Wenn die Nachfrist ergebnislos verstrichen ist, können Gläubiger der Leistung wahlweise

  • nach wie vor die Erfüllung verlangen und gleichzeitig Schadenersatz nach Artikel 103 OR für die Verspätung fordern, oder
  • am Vertrag festhalten, aber auf die Erfüllung verzichten und Schadensersatz wegen Nichterfüllung verlangen, oder
  • vom Vertrag zurücktreten und Ersatz des Vertrauensschadens verlangen.

Wichtig: In den beiden letztgenannten Fällen müssen Gläubiger ihren Schuldnern unverzüglich Mitteilung von ihrer Entscheidung machen.

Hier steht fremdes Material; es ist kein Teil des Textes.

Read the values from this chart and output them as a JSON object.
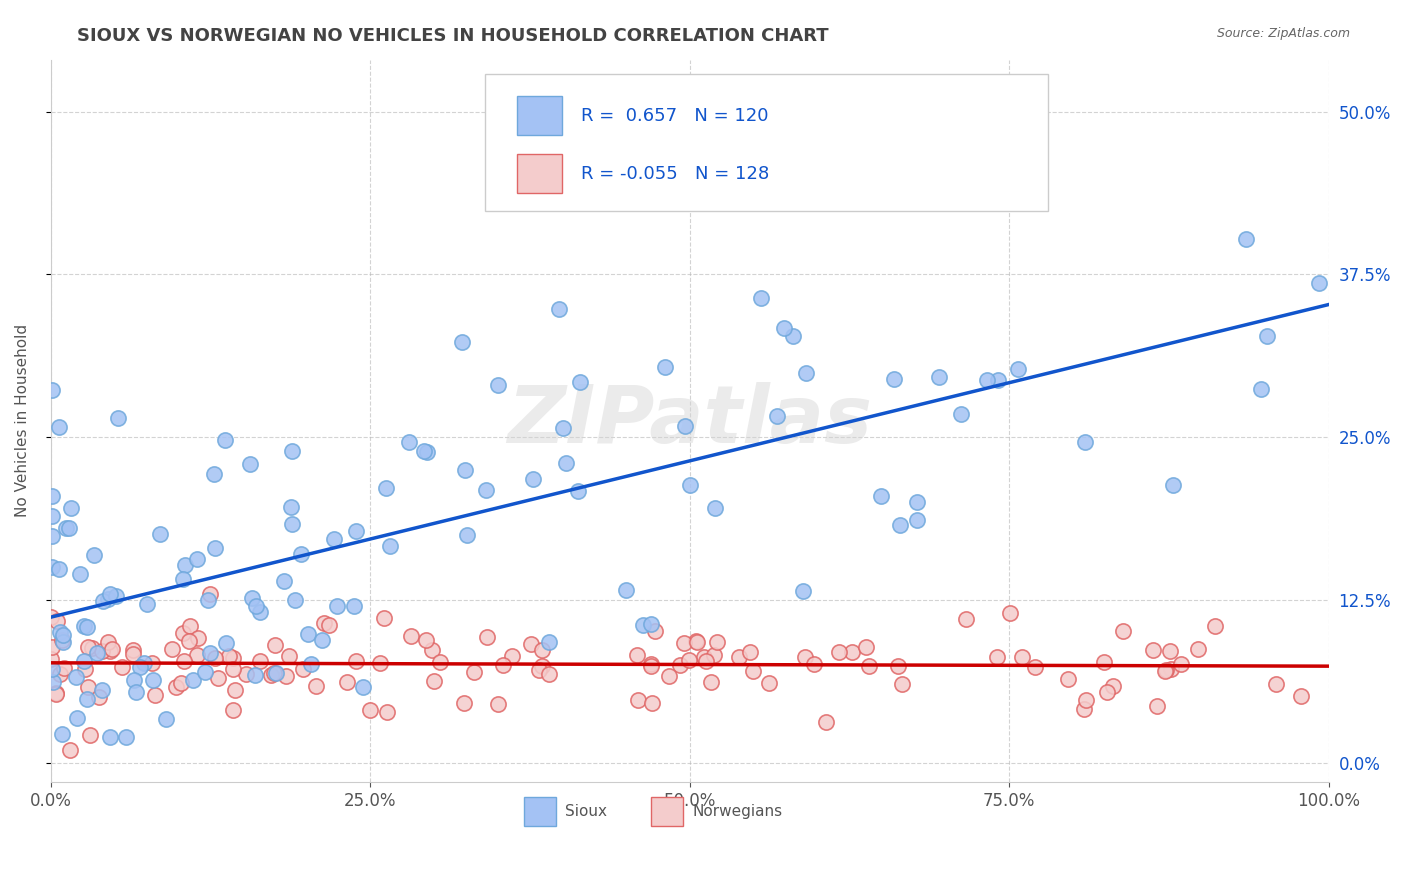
{
  "title": "SIOUX VS NORWEGIAN NO VEHICLES IN HOUSEHOLD CORRELATION CHART",
  "source_text": "Source: ZipAtlas.com",
  "ylabel": "No Vehicles in Household",
  "xlim": [
    0.0,
    1.0
  ],
  "ylim": [
    -0.015,
    0.54
  ],
  "xticks": [
    0.0,
    0.25,
    0.5,
    0.75,
    1.0
  ],
  "xticklabels": [
    "0.0%",
    "25.0%",
    "50.0%",
    "75.0%",
    "100.0%"
  ],
  "yticks": [
    0.0,
    0.125,
    0.25,
    0.375,
    0.5
  ],
  "yticklabels": [
    "0.0%",
    "12.5%",
    "25.0%",
    "37.5%",
    "50.0%"
  ],
  "sioux_color": "#a4c2f4",
  "sioux_edge_color": "#6fa8dc",
  "norwegian_color": "#f4cccc",
  "norwegian_edge_color": "#e06666",
  "sioux_line_color": "#1155cc",
  "norwegian_line_color": "#cc0000",
  "R_sioux": 0.657,
  "N_sioux": 120,
  "R_norwegian": -0.055,
  "N_norwegian": 128,
  "watermark": "ZIPatlas",
  "background_color": "#ffffff",
  "grid_color": "#b7b7b7",
  "legend_blue": "#1155cc",
  "right_axis_color": "#1155cc",
  "title_color": "#434343",
  "source_color": "#666666"
}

Das Wahlrecht besteht unabhängig von einem eventuellen Verschulden des Schuldners der verspäteten Leistung, ebenso der Rücktritt vom Vertrag (dritte Option). Der Schadensersatzanspruch nach Artikel 103 OR (erste Option) besteht hingegen nicht, wenn der Schuldner nachweisen kann, dass ihn am Verzug kein Verschulden trifft. Auch die Ansprüche auf Schadensersatz wegen Nichterfüllung (zweite Option) sowie auf Ersatz des Vertrauensschadens (dritte Option) bestehen nach herrschender Meinung nicht, wenn der Schuldner nachweist, dass ihn kein Schuld an der Verzögerung trifft. Und die Einschränkungen durch das Coronavirus dürften in vielen Fällen den Leistungsschuldnern einen solchen Beweis ermöglichen.